Meantime, trading overseas has been a bit bearish to start the week. Most of the main indexes in Asia finished lower overnight, while the major European bourses are in the red as trading moves into the second half of the session on the Continent. Driving trading in the euro zone is the results of this weekend’s elections in Germany. German Chancellor Angela Merkel won a fourth term, but now must deal with a fractured Parliament, as support for the conservative right rose. The results raised the likelihood of months of coalition talks that could divert attention away from negotiations with Britain over its split from the European Union and efforts to integrate the bloc's remaining members. It also calls into question the European Central Bank’s plans to reduce monetary stimulus, a decision likely to be made at the ECB's next meeting in late October.

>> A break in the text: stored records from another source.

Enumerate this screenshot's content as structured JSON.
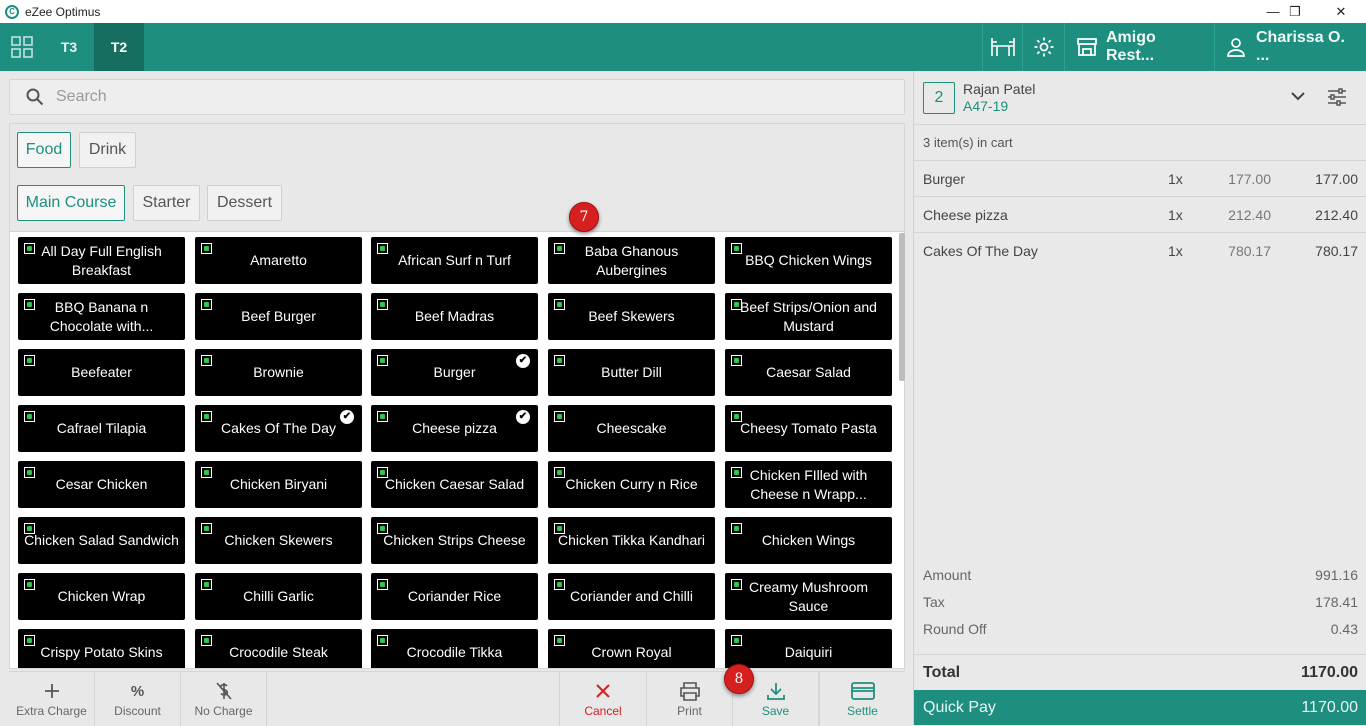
{
  "window": {
    "title": "eZee Optimus",
    "logo": "C"
  },
  "topbar": {
    "tabs": [
      {
        "label": "T3"
      },
      {
        "label": "T2"
      }
    ],
    "outlet": "Amigo Rest...",
    "user": "Charissa O. ..."
  },
  "search": {
    "placeholder": "Search"
  },
  "categories": {
    "primary": [
      "Food",
      "Drink"
    ],
    "secondary": [
      "Main Course",
      "Starter",
      "Dessert"
    ]
  },
  "items": [
    {
      "name": "All Day Full English Breakfast",
      "checked": false
    },
    {
      "name": "Amaretto",
      "checked": false
    },
    {
      "name": "African Surf n Turf",
      "checked": false
    },
    {
      "name": "Baba Ghanous Aubergines",
      "checked": false
    },
    {
      "name": "BBQ Chicken Wings",
      "checked": false
    },
    {
      "name": "BBQ Banana n Chocolate with...",
      "checked": false
    },
    {
      "name": "Beef Burger",
      "checked": false
    },
    {
      "name": "Beef Madras",
      "checked": false
    },
    {
      "name": "Beef Skewers",
      "checked": false
    },
    {
      "name": "Beef Strips/Onion and Mustard",
      "checked": false
    },
    {
      "name": "Beefeater",
      "checked": false
    },
    {
      "name": "Brownie",
      "checked": false
    },
    {
      "name": "Burger",
      "checked": true
    },
    {
      "name": "Butter Dill",
      "checked": false
    },
    {
      "name": "Caesar Salad",
      "checked": false
    },
    {
      "name": "Cafrael Tilapia",
      "checked": false
    },
    {
      "name": "Cakes Of The Day",
      "checked": true
    },
    {
      "name": "Cheese pizza",
      "checked": true
    },
    {
      "name": "Cheescake",
      "checked": false
    },
    {
      "name": "Cheesy Tomato Pasta",
      "checked": false
    },
    {
      "name": "Cesar Chicken",
      "checked": false
    },
    {
      "name": "Chicken Biryani",
      "checked": false
    },
    {
      "name": "Chicken Caesar Salad",
      "checked": false
    },
    {
      "name": "Chicken Curry n Rice",
      "checked": false
    },
    {
      "name": "Chicken FIlled with Cheese n Wrapp...",
      "checked": false
    },
    {
      "name": "Chicken Salad Sandwich",
      "checked": false
    },
    {
      "name": "Chicken Skewers",
      "checked": false
    },
    {
      "name": "Chicken Strips Cheese",
      "checked": false
    },
    {
      "name": "Chicken Tikka Kandhari",
      "checked": false
    },
    {
      "name": "Chicken Wings",
      "checked": false
    },
    {
      "name": "Chicken Wrap",
      "checked": false
    },
    {
      "name": "Chilli Garlic",
      "checked": false
    },
    {
      "name": "Coriander Rice",
      "checked": false
    },
    {
      "name": "Coriander and Chilli",
      "checked": false
    },
    {
      "name": "Creamy Mushroom Sauce",
      "checked": false
    },
    {
      "name": "Crispy Potato Skins",
      "checked": false
    },
    {
      "name": "Crocodile Steak",
      "checked": false
    },
    {
      "name": "Crocodile Tikka",
      "checked": false
    },
    {
      "name": "Crown Royal",
      "checked": false
    },
    {
      "name": "Daiquiri",
      "checked": false
    }
  ],
  "annotations": {
    "badge_grid": "7",
    "badge_save": "8"
  },
  "actions": {
    "extra_charge": "Extra Charge",
    "discount": "Discount",
    "no_charge": "No Charge",
    "cancel": "Cancel",
    "print": "Print",
    "save": "Save",
    "settle": "Settle",
    "discount_symbol": "%"
  },
  "order": {
    "table": "2",
    "customer": "Rajan Patel",
    "room": "A47-19",
    "count_text": "3 item(s) in cart",
    "lines": [
      {
        "name": "Burger",
        "qty": "1x",
        "rate": "177.00",
        "amount": "177.00"
      },
      {
        "name": "Cheese pizza",
        "qty": "1x",
        "rate": "212.40",
        "amount": "212.40"
      },
      {
        "name": "Cakes Of The Day",
        "qty": "1x",
        "rate": "780.17",
        "amount": "780.17"
      }
    ],
    "summary": [
      {
        "label": "Amount",
        "value": "991.16"
      },
      {
        "label": "Tax",
        "value": "178.41"
      },
      {
        "label": "Round Off",
        "value": "0.43"
      }
    ],
    "total_label": "Total",
    "total": "1170.00",
    "quick_pay_label": "Quick Pay",
    "quick_pay": "1170.00"
  },
  "colors": {
    "accent": "#1e8f7e",
    "cancel": "#d62020",
    "tile": "#000000",
    "veg_dot": "#2ecc4a"
  }
}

The euro and European fixed-income yields fell on this weekend’s election outcomes.
With less than an hour to go before the commencement of trading stateside, the equity futures are indicating some mild selling when the U.S equity market opens. As noted, our sense is that the investment community will take its cue this week from the news from Capitol Hill and the forthcoming economic data. Stay tuned.
— William G. Ferguson
At the time of this article’s writing, the author did not have positions in any of the companies mentioned.